A dispetto del nome, ControlAI non propone la semplice introduzione di sistemi di controllo, ma una critica molto più radicale. Non è un caso che nel board dell’associazione compaiano anche Connor Leahy e Gabriel Alfour, fondatori della startup Conjecture. L’azienda (con sede a Londra) proponeva un approccio alternativo all’intelligenza artificiale che poggia le sue basi su una critica radicale alle logiche che fondano gli attuali large language model (llm) opponendogli un approccio basato sul concetto di “emulazione cognitiva”.

Secondo i fondatori di Conjecture, il percorso verso la creazione di un’intelligenza artificiale sicura e controllabile avrebbe richiesto una completa inversione di rotta, abbandonando la corsa alla creazione di llm sempre più grandi per concentrarsi piuttosto su un sistema che riproduca i reali meccanismi del pensiero umano, attraverso la “scomposizione dei compiti cognitivi in moduli elementari, costruzione di componenti specializzati e affidabili, la combinazione di questi componenti in workflow strutturati”. Un processo che, stando a quanto si legge sul sito, avrebbe richiesto almeno un decennio di lavoro. Nulla di fatto, però. Lo scorso marzo lo stesso Connor Leahy ha annunciato la chiusura del progetto.
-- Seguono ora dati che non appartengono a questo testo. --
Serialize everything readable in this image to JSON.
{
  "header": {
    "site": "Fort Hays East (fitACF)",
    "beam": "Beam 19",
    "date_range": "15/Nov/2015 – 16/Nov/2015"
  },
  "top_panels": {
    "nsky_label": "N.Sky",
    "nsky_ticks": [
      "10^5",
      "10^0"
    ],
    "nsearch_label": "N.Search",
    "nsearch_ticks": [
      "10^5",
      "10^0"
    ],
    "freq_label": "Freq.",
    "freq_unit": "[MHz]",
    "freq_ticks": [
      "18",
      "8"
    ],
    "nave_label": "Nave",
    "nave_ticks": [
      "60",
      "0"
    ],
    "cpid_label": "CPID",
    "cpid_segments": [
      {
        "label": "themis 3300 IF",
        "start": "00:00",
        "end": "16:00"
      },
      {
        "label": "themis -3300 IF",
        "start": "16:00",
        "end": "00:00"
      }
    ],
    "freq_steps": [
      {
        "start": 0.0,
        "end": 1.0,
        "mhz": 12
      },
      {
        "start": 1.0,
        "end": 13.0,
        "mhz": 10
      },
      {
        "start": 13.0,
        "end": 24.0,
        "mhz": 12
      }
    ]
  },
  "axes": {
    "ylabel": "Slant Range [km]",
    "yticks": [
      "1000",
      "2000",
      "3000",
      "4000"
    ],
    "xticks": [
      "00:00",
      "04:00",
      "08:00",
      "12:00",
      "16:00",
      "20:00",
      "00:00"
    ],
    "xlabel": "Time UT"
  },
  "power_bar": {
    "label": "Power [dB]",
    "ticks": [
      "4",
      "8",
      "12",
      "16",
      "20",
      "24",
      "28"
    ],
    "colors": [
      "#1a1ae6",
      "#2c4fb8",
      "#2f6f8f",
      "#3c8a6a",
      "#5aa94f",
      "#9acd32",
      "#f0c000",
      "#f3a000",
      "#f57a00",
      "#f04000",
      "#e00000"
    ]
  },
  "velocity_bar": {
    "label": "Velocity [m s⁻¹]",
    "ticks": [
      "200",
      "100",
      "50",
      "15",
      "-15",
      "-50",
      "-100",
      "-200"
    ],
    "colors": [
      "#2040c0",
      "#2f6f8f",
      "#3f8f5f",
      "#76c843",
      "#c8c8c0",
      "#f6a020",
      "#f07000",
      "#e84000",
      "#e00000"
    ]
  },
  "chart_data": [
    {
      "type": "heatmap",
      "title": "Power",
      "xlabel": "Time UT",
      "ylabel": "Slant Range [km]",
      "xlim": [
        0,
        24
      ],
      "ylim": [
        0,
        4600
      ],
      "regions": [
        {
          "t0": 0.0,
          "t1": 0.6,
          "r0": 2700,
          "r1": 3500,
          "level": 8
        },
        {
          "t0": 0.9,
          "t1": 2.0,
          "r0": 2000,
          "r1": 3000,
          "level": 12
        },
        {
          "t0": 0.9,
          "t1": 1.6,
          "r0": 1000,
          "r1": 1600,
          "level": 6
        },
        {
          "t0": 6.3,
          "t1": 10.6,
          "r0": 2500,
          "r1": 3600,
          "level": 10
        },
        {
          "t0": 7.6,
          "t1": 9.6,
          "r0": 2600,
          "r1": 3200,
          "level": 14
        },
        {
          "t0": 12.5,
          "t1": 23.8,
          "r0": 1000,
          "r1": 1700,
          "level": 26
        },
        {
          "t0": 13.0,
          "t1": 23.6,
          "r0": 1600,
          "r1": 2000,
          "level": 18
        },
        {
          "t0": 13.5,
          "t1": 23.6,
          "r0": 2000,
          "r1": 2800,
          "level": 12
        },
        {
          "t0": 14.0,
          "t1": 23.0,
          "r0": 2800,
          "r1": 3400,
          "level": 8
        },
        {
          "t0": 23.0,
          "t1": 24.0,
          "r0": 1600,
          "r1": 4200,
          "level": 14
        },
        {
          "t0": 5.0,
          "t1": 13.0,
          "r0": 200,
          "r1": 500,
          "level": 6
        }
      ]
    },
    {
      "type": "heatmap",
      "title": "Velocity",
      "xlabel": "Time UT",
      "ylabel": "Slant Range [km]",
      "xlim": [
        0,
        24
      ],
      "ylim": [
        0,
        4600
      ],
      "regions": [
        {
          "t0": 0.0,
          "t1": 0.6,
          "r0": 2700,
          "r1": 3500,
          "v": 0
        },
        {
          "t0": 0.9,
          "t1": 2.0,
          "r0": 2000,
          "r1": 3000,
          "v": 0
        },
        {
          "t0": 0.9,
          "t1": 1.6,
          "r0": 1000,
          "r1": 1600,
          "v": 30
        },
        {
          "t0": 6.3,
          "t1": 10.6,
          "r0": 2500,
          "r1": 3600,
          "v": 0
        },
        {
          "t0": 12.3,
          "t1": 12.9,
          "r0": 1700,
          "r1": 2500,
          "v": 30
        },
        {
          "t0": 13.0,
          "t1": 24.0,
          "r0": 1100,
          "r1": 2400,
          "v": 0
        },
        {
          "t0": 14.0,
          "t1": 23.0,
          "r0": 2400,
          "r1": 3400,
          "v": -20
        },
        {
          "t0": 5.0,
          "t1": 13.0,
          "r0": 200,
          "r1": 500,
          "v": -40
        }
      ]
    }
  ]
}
Evitable, tra approccio accademico e mediatico

Evitable nasce nel 2025 ed è uno dei gruppi più strutturati del panorama anti-AI. Il fondatore è David Scott Krueger, professore associato al Mila di Montréal, centro di ricerca molto importante nel campo dell’intelligenza artificiale. Krueger arriva direttamente dal mondo della AI safety, cioè la ricerca sui rischi legati ai sistemi di intelligenza artificiale avanzati. Ha lavorato in ambienti collegati a DeepMind e collaborato con figure molto note della ricerca AI internazionale. Nel 2026 ha lasciato temporaneamente il lavoro accademico per dedicarsi completamente a Evitable.